The movie works best when it stays small, focusing on the characters and their relationships, whether it be Charles and his favorite student Jean, Hank’s continued puppy love for Raven, or the continuity-stretching relationship between brothers Scott and Alex Summers. The elements of estrangement and the weight of hero worship are displayed throughout the film. “Was my father a bad guy?” Quicksilver asks about Magneto. “No, well, yes,” Mystique answers, pretty much summarizing the dichotomy of all great heroes and villains. When the plot goes global (and this is really the first X-Men movie to do so), or when a wasted Oscar Isaac gives some reverberated speech about destiny and strength, or Magneto starts using his enhanced powers to wreak havoc around the world, the film loses something. The vast swaths of destruction seem shallow, like something from latter day Roland Emmerich – all spectacle and no soul.

And yet, just when the movie starts to veer off the path, Singer turns the movie over to the kids and something clicks. You start to see the theme he’s building: No one can do this alone. A reformed Magneto turns on the would-be conqueror, Hank and Scott work together to save their teammates, Storm sees Apocalypse strangling her idol and realizes she’s made a mistake and – maybe most importantly – Charles calls to Jean for help. And when she answers, when the Phoenix flames flare around her and she begins to kick Apocalyptic ass, I giggled like a twelve-year old at a Duran Duran concert. At that moment, the team – and the movie – became greater than the sum of their parts.
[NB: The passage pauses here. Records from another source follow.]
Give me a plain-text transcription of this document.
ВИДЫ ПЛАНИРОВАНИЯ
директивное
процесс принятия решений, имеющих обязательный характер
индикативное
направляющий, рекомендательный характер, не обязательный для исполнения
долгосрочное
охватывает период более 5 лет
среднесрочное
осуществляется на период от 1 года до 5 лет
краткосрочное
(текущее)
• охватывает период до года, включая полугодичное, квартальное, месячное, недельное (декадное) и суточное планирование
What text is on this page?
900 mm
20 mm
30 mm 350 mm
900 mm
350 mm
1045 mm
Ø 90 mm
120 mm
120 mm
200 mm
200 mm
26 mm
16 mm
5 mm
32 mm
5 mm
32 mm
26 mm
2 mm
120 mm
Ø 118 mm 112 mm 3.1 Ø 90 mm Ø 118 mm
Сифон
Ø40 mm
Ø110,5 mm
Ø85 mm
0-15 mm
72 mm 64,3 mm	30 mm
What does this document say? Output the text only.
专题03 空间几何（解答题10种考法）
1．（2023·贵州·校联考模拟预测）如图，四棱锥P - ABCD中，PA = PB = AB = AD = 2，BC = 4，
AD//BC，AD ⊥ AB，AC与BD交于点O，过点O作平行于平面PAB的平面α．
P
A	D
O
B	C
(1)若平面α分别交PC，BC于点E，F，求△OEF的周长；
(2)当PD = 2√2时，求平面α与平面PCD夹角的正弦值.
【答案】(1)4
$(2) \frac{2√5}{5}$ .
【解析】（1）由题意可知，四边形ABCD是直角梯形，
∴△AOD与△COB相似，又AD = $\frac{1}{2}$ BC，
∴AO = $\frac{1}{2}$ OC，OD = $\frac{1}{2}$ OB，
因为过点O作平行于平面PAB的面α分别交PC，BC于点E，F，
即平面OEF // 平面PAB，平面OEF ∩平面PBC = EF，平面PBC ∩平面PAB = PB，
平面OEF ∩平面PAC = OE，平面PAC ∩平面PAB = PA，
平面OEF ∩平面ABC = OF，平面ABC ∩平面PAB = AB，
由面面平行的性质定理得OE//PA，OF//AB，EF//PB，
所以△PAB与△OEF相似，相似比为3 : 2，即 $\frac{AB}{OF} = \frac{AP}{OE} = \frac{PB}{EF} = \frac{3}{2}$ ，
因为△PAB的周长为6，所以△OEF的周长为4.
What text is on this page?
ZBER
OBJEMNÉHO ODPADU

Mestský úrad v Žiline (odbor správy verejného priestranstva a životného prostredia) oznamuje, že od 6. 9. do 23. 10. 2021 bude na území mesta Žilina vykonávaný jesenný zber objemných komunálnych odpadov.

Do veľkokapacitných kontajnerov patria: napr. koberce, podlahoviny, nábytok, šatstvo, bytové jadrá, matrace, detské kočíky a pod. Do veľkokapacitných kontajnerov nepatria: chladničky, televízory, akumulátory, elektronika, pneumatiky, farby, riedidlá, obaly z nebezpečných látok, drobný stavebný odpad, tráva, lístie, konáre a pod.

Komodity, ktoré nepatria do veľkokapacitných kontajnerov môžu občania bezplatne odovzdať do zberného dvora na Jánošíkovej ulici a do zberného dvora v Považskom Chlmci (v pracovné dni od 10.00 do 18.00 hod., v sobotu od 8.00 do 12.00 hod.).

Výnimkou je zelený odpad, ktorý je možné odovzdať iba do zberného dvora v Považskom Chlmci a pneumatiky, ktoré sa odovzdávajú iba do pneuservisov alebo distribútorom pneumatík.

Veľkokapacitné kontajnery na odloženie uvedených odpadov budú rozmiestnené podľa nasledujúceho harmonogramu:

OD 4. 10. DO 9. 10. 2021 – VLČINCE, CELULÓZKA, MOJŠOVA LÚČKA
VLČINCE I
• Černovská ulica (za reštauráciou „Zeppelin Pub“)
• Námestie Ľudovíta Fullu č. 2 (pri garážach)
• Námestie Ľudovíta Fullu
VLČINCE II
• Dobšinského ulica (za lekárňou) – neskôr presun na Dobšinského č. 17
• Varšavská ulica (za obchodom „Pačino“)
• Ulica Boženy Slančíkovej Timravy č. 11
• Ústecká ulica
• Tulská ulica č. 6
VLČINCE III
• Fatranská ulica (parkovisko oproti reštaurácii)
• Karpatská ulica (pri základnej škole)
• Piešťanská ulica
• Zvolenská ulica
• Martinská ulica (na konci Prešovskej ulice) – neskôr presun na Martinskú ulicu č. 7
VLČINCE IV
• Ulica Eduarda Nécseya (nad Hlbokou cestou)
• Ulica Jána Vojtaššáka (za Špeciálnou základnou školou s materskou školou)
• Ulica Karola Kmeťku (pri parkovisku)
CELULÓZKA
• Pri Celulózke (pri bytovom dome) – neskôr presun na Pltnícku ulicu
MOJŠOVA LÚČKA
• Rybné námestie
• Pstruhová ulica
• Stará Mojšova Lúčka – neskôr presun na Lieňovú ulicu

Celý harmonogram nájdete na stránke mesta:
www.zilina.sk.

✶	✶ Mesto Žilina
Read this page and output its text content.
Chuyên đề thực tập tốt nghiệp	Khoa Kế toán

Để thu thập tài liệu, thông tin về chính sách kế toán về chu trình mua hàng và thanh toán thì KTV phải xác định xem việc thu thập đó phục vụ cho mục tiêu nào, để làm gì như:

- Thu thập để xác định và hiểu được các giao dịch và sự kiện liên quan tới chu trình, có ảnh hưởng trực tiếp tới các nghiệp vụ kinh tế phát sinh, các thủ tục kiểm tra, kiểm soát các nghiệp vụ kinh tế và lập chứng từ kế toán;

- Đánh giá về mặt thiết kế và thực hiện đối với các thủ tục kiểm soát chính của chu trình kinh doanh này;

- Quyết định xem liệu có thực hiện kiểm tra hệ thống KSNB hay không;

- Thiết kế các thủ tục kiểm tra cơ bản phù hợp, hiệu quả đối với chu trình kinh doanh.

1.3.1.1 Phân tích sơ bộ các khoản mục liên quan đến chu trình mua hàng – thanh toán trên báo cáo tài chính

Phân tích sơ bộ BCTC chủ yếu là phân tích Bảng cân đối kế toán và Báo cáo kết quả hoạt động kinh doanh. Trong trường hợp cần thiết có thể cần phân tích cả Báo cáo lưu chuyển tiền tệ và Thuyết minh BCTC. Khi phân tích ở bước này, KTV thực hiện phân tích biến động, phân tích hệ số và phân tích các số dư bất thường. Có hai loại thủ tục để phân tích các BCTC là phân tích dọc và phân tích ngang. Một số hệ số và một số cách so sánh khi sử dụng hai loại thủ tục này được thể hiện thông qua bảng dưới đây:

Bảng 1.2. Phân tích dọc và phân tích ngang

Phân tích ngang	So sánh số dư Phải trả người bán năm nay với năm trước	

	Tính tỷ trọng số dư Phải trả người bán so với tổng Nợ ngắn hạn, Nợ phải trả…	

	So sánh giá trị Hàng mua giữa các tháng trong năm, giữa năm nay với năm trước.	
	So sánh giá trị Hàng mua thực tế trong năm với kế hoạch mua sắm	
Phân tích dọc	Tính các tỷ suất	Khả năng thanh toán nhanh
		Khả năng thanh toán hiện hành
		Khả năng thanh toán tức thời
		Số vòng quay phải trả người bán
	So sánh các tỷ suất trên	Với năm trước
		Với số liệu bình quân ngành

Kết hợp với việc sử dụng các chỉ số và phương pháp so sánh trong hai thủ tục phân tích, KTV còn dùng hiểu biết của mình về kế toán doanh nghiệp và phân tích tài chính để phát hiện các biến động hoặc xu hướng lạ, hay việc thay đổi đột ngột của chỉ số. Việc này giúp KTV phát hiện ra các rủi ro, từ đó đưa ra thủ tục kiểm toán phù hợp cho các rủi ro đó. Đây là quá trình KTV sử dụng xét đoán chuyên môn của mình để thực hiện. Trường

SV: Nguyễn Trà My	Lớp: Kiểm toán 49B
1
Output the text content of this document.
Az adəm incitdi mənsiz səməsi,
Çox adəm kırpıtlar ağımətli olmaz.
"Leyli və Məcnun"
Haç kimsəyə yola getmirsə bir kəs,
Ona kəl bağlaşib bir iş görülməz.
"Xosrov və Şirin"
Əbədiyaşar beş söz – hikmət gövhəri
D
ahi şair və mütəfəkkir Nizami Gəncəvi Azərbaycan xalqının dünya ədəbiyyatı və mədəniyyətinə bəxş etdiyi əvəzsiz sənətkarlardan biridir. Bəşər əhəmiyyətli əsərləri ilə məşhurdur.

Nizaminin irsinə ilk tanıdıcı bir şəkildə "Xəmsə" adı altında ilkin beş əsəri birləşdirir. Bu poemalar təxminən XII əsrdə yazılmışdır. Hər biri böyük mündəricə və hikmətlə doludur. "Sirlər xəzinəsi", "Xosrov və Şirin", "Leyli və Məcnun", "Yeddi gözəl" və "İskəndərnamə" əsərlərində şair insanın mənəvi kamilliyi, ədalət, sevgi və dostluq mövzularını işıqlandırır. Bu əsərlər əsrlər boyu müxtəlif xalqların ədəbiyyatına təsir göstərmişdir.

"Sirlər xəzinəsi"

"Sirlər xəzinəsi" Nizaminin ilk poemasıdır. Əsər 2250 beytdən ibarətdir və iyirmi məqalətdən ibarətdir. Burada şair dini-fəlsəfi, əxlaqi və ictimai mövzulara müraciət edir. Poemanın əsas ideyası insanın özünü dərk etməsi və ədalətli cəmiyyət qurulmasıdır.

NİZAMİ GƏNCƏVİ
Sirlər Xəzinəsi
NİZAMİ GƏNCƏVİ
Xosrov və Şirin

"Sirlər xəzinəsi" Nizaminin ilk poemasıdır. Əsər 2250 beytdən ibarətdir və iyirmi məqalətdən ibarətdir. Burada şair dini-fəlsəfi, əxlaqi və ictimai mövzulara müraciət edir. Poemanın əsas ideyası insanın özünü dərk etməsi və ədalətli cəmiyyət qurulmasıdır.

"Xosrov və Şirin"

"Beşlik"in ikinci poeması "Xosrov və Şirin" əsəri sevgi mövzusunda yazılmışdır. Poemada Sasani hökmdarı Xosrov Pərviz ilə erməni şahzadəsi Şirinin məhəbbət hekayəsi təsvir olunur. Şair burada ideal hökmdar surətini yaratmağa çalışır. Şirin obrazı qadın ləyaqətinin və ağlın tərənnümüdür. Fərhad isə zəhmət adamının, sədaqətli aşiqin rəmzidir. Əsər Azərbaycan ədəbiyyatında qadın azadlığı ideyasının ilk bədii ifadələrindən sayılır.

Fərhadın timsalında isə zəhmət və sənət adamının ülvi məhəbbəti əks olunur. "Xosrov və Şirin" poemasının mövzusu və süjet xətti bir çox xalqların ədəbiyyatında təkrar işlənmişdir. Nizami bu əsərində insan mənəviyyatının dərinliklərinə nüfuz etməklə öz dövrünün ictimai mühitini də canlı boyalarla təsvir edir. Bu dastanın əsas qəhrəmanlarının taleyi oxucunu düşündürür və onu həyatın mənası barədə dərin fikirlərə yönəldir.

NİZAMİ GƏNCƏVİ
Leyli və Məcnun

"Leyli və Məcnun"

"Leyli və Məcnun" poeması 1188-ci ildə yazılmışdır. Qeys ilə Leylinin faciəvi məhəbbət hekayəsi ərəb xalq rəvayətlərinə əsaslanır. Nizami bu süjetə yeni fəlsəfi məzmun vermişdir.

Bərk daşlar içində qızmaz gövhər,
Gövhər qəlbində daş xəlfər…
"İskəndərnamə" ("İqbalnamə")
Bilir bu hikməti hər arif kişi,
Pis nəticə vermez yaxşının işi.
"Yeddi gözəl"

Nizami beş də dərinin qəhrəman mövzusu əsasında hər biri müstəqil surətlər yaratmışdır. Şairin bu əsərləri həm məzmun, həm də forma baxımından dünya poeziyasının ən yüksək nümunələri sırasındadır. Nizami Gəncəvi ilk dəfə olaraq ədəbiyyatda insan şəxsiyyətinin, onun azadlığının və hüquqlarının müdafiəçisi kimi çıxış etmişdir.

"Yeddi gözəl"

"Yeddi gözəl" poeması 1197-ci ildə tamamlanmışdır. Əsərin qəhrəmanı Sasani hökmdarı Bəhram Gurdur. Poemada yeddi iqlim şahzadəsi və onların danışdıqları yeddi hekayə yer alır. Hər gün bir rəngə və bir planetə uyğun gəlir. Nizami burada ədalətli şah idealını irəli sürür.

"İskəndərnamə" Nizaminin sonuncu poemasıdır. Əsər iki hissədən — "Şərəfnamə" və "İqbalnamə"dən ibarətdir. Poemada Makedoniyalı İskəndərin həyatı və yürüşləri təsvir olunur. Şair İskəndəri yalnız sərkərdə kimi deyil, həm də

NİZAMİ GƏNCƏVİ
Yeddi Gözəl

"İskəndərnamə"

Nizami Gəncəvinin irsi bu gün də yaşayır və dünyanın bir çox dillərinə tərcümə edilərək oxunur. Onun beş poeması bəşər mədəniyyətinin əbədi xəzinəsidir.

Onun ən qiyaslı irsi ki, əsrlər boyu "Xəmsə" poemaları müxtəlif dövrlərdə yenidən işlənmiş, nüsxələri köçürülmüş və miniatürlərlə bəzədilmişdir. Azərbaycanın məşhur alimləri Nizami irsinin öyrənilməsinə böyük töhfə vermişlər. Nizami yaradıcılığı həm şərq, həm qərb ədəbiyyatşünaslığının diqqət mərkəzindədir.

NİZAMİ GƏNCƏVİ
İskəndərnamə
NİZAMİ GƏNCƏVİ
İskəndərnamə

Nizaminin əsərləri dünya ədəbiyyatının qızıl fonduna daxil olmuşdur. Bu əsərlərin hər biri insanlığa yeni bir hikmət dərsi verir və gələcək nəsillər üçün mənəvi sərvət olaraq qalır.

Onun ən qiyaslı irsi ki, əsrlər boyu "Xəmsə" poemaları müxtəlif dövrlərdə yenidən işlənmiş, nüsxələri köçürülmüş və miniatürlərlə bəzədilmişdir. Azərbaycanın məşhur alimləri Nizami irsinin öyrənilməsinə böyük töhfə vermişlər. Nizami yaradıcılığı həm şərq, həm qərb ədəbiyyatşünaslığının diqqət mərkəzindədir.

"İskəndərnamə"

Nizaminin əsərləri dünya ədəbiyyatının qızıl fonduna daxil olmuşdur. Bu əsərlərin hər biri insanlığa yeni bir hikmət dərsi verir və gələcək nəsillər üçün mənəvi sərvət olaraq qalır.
Ultimately, there was a lot to like about this movie. It had some funny meta moments (Jean Grey comments that the 3rd movie in a trilogy is always the worst, 80’s icon Ally Sheedy makes an appearance as Scott’s teacher, Charles mentions that Moira McTaggert had barely aged after a twenty year absence), as well as an occasional lazy bit of screenwriting (Apocalypse is awakened because an undercover Moira leaves the front door open to his secret tomb, we get another Quicksilver ‘bullet-time’ scene, and Apocalypse learns about the modern world by hooking himself up to a TV and absorbing the signals). There’s a surprisingly bloody cameo by everyone’s favorite adamantium infused mutant, and we even get to see a fight on the Astral Plane, something we’ve missed in the movies. Unfortunately, Psylocke never once mentions that her energy weapons contain the ‘focused totality of her psychic powers.‘ I guess we can’t have it all.

What we do have is a new team of mutants. One with twice the chemistry as those from the earlier movies (Sheridan and Turner in particular work well together as the two youngsters who will someday become THE mutant power couple), an unending number of potential story lines (rumors abound we’ll be getting the Dark Phoenix done right) and – if the post-credit trailer is any indication – a sinister new villain to challenge our heroes in the years to come!
I give X-Men: Apocalypse a rating of Excelsior Plus!